Recent researches in the area of linguistics have proved that all human languages have certain common characteristics. It is nearly agreed, for example, that all languages have grammatical categories like nouns, personal pronouns, verbs, adjectives and negative expressions. In spite of that, every language has its own rules and its own peculiarities. In English, for example, there are only two numbers: singular and plural. But in Arabic, there are three: singular, dual and plural. In an English clause, the subject generally comes first then the verb and the object. In a Hindi transitive clause, the object occurs before the verb. In an Arabic sentence, the subject comes sometimes before the verb and sometimes after the verb because there are two categories of sentences in classical Arabic. English verbs and adjectives don't distinguish between the masculine and feminine. But Arabic verbs and adjectives do. In Latin prepositions are not used at the end of a sentence. Such examples can be multiplied.
As far as the classification of languages into morphological types are concerned, it is William Ven Humbolt a German linguist of the late eighteenth and the early nineteenth century, who for the first time suggested the classification of languages into the following three types. The first type, known as agglutinating languages are the ones in which sentences composed of shorter elements are formed by sticking these elements. Examples of this type are Turkish and Finnish. The second type is inflecting languages, in which most words are variable words such as the words sing, sang, sung, sings, singing. The word order is not very important from the point of view of the syntactic relationship between the words in a sentence as found in the Ancient Greek and the classical Arabic. As Dr. Thakur mentions in his book Morphology (1998:85), the third type is isolating languages. Chinese is an example of this type where nearly all the words are monomorphic and all the morphemes are free morphemes. In this connection, English can be described as a fairly mixed type of languages. English belongs to the Indo European family of language and is classified along with old language like Ancient Greek and Latin. English words carry the characteristics of inflecting and agglutinative patterns. It has also the features of the isolating languages because a large number of words in English are monomorphic and monosyllabic.
To establish the similarities and differences between languages, there is an emerging new branch of linguistics called contrastive linguistics. This area of linguistics helps us to make a systematic study of the linguistic system of various languages.

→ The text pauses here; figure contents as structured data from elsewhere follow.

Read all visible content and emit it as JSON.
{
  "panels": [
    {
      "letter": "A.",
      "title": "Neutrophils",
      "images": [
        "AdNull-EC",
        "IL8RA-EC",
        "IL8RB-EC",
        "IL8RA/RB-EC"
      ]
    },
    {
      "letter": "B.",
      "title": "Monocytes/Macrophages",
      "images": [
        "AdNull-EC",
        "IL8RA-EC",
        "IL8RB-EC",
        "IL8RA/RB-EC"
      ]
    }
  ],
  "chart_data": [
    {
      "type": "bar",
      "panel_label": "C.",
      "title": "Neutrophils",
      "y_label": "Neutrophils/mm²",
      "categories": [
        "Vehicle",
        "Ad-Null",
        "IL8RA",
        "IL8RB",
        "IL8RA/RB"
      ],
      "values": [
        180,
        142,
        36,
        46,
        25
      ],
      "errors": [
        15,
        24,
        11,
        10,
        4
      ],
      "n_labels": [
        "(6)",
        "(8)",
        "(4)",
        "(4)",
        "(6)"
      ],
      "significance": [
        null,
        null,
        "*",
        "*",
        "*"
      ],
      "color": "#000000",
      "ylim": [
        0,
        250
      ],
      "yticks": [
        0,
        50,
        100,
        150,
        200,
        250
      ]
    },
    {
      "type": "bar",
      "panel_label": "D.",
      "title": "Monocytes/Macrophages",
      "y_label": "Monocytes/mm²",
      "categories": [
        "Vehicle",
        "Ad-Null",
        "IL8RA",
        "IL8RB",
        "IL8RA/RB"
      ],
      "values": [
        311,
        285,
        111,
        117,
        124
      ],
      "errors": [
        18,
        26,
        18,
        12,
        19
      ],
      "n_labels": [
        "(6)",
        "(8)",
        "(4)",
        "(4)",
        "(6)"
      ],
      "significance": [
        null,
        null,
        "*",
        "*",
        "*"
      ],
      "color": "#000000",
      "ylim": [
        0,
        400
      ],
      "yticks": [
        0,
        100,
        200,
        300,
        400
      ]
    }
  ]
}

Contrastive linguistics help the experts and researchers to understand and solve the problems in the field of education especially foreign language learning. Contrastive linguistic analysis is very important in the field of teaching and learning languages because fairly systematic attempts have been made to show the relevance of linguistics finding a solution to language teaching problems. So it is useful for the teacher to get a good amount of knowledge in linguistics because this will enable him to understand, analyze and interpret the structure of the language he/she is teaching. The teacher's knowledge of linguistics helps him to solve the problems he faces while teaching a foreign language. Contrastive analysis can also help the syllabus makers in making syllabuses, designing courses and organizing curriculums in comparison with other curriculums. For example, comparing and contrasting the educational systems or the system of teaching foreign languages in different countries will be useful in the process of designing the curriculum for the teaching of foreign languages. Contrastive linguistics gives useful information about languages and their syntactic systems and this helps the teachers to have some useful insight into the ways in which languages operate.